An optimized dissociation protocol for FACS-based isolation of rare cell types from Caenorhabditis elegans L1 larvae
Euclides E. Fernandes Póvoa,
Annabel L.P. Ebbing,
Marco C. Betist,
Christa van der Veen,
Hendrik C. Korswagen
Affiliations
Euclides E. Fernandes Póvoa
Hubrecht Institute, Royal Netherlands of Arts and Sciences and University Medical Center Utrecht, Uppsalalaan 8, 3584 CT Utrecht, Netherlands
Annabel L.P. Ebbing
Hubrecht Institute, Royal Netherlands of Arts and Sciences and University Medical Center Utrecht, Uppsalalaan 8, 3584 CT Utrecht, Netherlands
Marco C. Betist
Hubrecht Institute, Royal Netherlands of Arts and Sciences and University Medical Center Utrecht, Uppsalalaan 8, 3584 CT Utrecht, Netherlands
Christa van der Veen
Hubrecht Institute, Royal Netherlands of Arts and Sciences and University Medical Center Utrecht, Uppsalalaan 8, 3584 CT Utrecht, Netherlands
Hendrik C. Korswagen
Hubrecht Institute, Royal Netherlands of Arts and Sciences and University Medical Center Utrecht, Uppsalalaan 8, 3584 CT Utrecht, Netherlands; Institute of Biodynamics and Biocomplexity, Developmental Biology, Department of Biology, Utrecht University, Padualaan 8, 3584 CH Utrecht, Netherlands; Corresponding author.

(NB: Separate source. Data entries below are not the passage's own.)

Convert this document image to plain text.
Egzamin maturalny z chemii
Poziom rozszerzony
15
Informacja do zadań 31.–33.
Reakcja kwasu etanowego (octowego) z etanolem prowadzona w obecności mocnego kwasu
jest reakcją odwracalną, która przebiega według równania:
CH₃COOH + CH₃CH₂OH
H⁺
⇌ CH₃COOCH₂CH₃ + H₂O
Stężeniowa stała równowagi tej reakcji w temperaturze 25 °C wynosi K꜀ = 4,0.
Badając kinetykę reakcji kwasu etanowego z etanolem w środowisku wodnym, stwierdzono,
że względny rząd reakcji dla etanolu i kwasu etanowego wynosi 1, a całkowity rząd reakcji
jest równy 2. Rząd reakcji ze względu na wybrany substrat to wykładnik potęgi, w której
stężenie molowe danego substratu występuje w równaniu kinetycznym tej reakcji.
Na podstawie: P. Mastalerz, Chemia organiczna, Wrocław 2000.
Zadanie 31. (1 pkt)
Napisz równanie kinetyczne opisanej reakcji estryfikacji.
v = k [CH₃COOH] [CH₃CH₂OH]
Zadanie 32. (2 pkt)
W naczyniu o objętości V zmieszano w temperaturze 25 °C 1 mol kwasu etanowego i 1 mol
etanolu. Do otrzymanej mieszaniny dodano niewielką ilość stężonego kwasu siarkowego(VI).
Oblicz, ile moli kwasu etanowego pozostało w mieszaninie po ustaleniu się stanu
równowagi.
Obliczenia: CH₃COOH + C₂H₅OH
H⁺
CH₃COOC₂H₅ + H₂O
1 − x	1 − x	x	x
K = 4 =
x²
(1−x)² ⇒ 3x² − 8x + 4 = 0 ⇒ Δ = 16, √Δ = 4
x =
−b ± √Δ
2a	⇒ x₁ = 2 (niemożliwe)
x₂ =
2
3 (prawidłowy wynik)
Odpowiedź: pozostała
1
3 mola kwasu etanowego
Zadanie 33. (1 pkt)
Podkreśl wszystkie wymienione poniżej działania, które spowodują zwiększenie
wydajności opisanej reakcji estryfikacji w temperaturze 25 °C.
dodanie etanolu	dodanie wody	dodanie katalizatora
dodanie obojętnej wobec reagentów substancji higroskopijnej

Single-cell isolation and transcriptomic analysis of a specific cell type or tissue offers the possibility of studying cell function and heterogeneity in time-dependent processes with remarkable resolution. The reduced tissue complexity and highly stereotyped development of Caenorhabditis elegans, combined with an extensive genetic toolbox and the ease of growing large tightly synchronized populations makes it an exceptional model organism for the application of such approaches. However, the difficulty to dissociate and isolate single cells from larval stages has been a major constraint to this kind of studies. Here, we describe an improved protocol for dissociation and preparation of single cell suspensions from developmentally synchronized populations of C. elegans L1 larvae. Our protocol has been empirically optimized to allow efficient FACS-based purification of large number of single cells from rare cell types, for subsequent extraction and sequencing of their mRNA.